As U.S. Speeds lts Withdrawal, Taliban Hit Elite Afghan Forces

Taliban

At least 24 Af­ghan commandos and five police officers were killed this week after they were sur­rounded by the Taliban in northern Af­ghanistan, according to local and Afghan military officials. It was a profound blow to the elite force at a time when such troops often serve as the only units keep­ing the insurgents from capturing more territory.

The vicious battle took place in the early morning hours Wednesday in a key district of Faryab Province. The Taliban seized Dawjat Abad district roughly a week ago — one of dozens that have fall­en since American and international forces began withdrawing from the country last month.

“When the Taliban came to Dawlat Abad, they surrounded the commandos and killed them in less than an hour,” said Mohammad Hakim, a militia command­er who escaped the district.

What happened in Faryab is playing out in districts across the country, at an alarming rate. Tolo News, a national me­dia outlet in the country, reported fight­ing in 80 of Afghanistan’s roughly 400 districts in the country Thursday.

On Thursday, the neighboring district of Shirin Tagab fell after Afghan forces there fought for days and ran out of am­munition, said Sebghatullah Selab, the deputy head of the provincial council in Faryab. Mohammad Nader Sayedi, an­other member of the provincial council, said that several hundred members of security forces either were captured or surrendered and the Taliban seizedover 100 vehicles and hundreds of weapons.

In the country’s south, the Taliban en­tered Gereshk, an important town near Helmand Province’s capital, despite con­certed airstrikes. And in Zabul, tribal eld­ers negotiated the withdrawal of Afghan troops from a base in Shinkay, a district that fell to the Taliban earlier this month.

The tapestry of government defeats and territorial loss has only emboldened the Taliban and called into question Af­ghanistan’s fate as the United States nears the end of its military involvement in the country after 20 years. U.S. and in­ternational forces, scheduled to be out of the country by Sept. 11, have accelerated their withdrawal and will most likely de­part next month.

Now, with no guarantee of U.S. air sup­port after international forces pull out and with a shrinking number of Ameri­can aircraft overhead, Afghan com­manders are being forced to make in­creasingly difficult decisions about which bases and outposts to hold or abandon, leaving the civilian population at the hands of the Taliban.

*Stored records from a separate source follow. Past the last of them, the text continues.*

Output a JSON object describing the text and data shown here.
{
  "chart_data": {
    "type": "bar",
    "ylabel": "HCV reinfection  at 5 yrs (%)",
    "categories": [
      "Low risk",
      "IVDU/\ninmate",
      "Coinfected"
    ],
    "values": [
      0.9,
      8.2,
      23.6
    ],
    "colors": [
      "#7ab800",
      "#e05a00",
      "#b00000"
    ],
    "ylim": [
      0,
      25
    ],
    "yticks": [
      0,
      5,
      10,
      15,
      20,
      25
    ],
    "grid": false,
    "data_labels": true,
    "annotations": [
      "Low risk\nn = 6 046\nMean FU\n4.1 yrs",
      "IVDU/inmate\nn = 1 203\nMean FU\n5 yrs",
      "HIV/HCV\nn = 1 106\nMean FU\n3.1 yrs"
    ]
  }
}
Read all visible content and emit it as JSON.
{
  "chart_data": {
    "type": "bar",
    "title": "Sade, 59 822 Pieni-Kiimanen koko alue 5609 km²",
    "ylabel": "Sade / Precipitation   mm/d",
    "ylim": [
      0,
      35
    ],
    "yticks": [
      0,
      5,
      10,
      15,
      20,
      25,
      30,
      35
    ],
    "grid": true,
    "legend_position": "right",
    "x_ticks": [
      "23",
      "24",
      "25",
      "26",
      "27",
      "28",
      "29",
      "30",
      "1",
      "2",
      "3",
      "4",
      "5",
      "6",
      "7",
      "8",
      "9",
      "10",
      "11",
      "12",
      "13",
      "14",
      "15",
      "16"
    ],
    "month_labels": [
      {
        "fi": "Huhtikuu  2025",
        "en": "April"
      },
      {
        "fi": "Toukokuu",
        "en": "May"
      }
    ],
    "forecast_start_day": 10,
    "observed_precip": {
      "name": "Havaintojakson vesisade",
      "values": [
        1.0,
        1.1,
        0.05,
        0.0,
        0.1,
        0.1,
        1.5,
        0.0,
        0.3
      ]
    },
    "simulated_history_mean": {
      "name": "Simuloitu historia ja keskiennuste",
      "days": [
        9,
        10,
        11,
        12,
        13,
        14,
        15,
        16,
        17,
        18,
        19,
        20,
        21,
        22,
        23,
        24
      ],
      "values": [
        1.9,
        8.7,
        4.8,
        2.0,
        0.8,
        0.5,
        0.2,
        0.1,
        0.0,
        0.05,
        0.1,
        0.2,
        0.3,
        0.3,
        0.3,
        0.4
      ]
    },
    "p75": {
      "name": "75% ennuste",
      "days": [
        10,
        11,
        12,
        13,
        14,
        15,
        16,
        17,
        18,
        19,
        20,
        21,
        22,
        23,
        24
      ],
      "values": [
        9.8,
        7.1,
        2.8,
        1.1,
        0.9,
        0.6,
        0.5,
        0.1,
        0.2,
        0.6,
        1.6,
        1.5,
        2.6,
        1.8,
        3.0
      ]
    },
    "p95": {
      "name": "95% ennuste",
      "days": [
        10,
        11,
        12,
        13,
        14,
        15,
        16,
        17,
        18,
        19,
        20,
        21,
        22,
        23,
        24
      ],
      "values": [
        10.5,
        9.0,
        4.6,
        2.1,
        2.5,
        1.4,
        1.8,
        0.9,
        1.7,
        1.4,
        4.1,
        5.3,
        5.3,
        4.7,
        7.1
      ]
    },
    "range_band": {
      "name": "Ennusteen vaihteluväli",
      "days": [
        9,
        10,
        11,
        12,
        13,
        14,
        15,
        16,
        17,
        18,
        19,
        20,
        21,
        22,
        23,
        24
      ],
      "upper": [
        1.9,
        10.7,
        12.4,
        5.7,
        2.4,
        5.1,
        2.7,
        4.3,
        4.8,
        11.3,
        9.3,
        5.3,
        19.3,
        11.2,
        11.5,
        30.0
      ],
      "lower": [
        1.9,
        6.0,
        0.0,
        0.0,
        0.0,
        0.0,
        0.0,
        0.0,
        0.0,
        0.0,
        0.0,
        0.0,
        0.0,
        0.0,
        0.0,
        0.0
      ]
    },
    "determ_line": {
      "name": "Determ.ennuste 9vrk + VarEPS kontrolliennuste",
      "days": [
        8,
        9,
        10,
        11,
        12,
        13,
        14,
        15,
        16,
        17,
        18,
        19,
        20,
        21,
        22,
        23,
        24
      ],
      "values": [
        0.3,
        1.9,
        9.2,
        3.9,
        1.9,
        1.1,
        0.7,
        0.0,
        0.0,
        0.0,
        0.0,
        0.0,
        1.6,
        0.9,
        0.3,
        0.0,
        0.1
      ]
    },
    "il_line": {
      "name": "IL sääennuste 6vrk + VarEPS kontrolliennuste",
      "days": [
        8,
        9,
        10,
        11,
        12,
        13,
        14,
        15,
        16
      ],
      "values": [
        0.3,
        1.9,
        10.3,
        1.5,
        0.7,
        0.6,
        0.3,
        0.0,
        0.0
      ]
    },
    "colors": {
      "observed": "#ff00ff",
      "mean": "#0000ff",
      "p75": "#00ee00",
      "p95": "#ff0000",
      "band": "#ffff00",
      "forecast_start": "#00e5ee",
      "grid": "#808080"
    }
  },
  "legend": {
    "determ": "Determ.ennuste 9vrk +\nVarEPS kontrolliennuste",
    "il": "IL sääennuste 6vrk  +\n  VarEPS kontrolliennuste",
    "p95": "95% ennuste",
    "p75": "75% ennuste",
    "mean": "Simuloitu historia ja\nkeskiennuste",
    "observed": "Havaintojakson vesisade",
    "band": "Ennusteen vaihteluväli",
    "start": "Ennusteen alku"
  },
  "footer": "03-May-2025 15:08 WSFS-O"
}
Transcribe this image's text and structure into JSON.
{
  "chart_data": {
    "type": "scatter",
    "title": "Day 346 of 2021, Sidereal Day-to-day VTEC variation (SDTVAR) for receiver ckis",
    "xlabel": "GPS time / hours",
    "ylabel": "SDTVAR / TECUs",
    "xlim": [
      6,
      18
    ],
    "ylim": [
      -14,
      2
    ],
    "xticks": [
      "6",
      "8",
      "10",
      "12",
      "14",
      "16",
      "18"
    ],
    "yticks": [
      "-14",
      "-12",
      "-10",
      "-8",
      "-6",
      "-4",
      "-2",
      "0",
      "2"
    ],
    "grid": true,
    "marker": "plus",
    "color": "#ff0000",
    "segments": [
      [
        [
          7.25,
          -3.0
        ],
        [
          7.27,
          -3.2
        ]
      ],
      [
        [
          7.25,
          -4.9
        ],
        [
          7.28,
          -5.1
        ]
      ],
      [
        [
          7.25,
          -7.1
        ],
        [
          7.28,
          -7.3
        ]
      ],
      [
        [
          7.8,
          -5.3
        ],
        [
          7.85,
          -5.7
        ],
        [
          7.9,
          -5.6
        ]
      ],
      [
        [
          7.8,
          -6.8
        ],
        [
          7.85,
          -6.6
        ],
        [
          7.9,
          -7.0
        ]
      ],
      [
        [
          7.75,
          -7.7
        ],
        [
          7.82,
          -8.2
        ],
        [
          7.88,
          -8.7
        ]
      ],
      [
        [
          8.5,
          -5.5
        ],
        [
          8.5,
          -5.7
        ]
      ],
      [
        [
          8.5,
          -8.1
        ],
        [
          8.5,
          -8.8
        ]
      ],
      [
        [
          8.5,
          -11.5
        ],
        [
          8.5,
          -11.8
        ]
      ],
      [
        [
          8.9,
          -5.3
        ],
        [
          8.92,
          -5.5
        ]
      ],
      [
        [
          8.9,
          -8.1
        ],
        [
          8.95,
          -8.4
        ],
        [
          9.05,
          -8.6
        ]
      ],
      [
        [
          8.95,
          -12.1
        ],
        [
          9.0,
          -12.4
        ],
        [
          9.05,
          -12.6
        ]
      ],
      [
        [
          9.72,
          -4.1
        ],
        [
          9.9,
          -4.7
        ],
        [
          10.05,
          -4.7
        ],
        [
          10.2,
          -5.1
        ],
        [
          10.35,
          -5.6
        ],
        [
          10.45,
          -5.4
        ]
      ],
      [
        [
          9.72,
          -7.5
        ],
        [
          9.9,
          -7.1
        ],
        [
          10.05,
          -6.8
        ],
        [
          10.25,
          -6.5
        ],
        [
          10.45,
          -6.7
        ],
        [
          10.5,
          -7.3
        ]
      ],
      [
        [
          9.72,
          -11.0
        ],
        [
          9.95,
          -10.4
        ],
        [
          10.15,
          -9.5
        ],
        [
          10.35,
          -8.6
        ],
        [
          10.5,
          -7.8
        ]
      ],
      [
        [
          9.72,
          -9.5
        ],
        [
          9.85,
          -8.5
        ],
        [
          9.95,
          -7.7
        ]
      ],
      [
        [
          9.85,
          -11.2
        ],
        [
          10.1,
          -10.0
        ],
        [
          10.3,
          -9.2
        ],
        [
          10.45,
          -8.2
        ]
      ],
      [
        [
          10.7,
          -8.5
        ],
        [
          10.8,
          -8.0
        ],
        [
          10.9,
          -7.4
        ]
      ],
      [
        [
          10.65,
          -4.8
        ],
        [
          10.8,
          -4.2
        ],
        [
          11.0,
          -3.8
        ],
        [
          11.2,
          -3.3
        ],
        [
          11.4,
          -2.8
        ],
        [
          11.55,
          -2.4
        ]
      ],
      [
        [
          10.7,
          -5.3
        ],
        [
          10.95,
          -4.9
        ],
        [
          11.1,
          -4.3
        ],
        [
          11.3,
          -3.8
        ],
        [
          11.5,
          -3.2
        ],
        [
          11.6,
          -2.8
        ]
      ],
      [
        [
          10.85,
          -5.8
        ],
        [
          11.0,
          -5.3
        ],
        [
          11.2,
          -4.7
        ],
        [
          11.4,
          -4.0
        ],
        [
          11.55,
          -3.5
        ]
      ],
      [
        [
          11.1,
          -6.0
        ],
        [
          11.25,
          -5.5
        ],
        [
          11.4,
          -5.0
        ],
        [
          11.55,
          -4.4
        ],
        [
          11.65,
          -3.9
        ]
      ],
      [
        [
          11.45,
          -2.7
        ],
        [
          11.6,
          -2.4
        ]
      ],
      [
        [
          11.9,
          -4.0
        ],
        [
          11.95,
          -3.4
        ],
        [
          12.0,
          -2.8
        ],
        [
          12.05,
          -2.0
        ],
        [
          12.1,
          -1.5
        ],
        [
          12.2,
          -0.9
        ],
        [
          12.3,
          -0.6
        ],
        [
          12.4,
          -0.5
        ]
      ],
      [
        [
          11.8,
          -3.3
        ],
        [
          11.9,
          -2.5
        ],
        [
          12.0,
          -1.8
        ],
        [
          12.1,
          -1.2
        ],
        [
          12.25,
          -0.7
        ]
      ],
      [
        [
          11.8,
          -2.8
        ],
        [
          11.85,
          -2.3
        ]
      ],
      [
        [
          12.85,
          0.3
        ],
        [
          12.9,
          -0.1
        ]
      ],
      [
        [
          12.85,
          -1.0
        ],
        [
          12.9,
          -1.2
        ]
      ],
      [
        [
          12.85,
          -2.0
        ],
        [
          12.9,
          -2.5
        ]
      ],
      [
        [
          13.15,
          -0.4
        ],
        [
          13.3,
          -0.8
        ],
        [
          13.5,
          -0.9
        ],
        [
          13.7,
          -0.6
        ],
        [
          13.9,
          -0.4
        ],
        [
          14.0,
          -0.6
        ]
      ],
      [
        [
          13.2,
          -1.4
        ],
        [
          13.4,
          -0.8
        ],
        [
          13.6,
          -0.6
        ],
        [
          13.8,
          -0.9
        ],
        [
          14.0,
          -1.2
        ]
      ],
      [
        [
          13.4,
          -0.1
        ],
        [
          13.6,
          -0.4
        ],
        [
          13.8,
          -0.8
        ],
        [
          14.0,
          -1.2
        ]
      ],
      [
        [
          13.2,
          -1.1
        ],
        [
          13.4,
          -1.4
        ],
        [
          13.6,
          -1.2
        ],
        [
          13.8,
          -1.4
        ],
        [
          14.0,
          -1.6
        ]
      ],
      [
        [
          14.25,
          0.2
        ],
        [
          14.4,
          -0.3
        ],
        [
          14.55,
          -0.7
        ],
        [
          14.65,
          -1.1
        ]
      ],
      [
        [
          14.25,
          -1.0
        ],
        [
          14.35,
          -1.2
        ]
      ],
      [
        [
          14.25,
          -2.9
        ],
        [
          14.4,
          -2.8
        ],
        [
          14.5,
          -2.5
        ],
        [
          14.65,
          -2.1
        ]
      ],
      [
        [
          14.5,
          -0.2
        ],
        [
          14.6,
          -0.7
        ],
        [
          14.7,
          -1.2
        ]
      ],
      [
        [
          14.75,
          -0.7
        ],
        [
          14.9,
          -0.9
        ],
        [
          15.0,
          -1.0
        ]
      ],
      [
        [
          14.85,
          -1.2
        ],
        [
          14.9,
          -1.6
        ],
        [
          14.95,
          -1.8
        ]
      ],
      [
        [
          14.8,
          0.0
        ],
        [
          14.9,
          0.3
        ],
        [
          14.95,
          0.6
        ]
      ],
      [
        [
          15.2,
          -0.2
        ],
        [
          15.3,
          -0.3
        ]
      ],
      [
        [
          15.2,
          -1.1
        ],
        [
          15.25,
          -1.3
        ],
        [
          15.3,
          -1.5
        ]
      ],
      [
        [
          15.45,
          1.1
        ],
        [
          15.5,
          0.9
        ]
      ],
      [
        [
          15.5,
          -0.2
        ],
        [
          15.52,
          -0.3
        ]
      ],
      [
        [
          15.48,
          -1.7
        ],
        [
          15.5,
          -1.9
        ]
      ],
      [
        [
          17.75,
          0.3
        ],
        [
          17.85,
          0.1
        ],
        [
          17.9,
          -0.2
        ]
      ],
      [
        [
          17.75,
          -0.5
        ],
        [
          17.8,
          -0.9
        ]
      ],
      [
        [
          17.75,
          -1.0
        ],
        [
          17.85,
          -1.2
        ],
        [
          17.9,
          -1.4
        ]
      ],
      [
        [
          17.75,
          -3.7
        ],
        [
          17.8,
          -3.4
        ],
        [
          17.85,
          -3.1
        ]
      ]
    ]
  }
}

Wednesday’s battle came after a com­mando force of roughly 50 troops, inter­mixed with police officers and soldiers, carried out an operation to retake Dawlat Abad district from the Taliban with little coordination with nearby gov­ernment forces, said an Afghan military official with knowledge of the operation, who was not permitted to speak to the media. They quickly routed a contingent of Taliban fighters there.

But several hours later, a much larger Taliban force attacked the elite force from all sides, killing at least 24 comman­dos^ and five police officers. Several troops are wounded and missing, the mil­itary official said, and despite calls for air support, none could respond in time.

Among the scattered dead was Maj. Sohrab Azimi, a well-known, beloved of­ficer whose job was directing airstrikes, one of the few advantages the Afghan se­curity forces hold over the Taliban.

In the seemingly endless cycle of killing and dying in Afghanistan’s war, the death of Major Azimi, 30, the son of a well-known Afghan general, highlighted the brutal and personal nature of this new chapter of the war.

Major Azimi “was the best,” observed one of his fellow Afghan comrades, who spent the hours after his friend’s death in the north directing airstrikes in the south to defend the district of Gereshk. “ I can’t tolerate anymore my friends’ deaths.”

Often the seemingly countless Afghan security force casualties spread across the country are faceless to many, espe­cially those ensconced in Afghanistan’s more urban and affluent cities. Fre­quently, in search of job and financial se­curity, they had been recruited from ru­ral areas, where they were returned and buried after their deaths. More than 60,000 Afghan troops and police officers have been killed since 2001.

But Major Azimi was a human face to the military for the country’s upper eche­lons— himself a polished officer who had received part of his education in the United States.

For another part of the Afghan popula­tion in the countryside, though, Major Azimi’s command was the face of terror: the low whine of military aircraft, armed with machine guns, rockets and bombs, all tethered to his radio, capable of destroying property, insurgents and some­times, accidentally, civilians.

The Afghan government’s air and commando forces are arguably the two pillars of the Afghan security forces keeping the Taliban outside of major cit­ies, leaving soldiers like Major Azimi — a confluence of both — one of their most valued targets.

But Afghan commando forces are be­ing stretched to the breaking point, shut­tled between hot spots and dropped in to push Taliban fighters out of important ar­eas. Their night vision, camaraderie and training alongside some of the West’s best military units mean they are well matched against their insurgent adver­saries.

“We mourn. The Taliban celebrate. And it hurts too much,” said Ferdous Samim, one of the major’s best friends, his voice exhausted.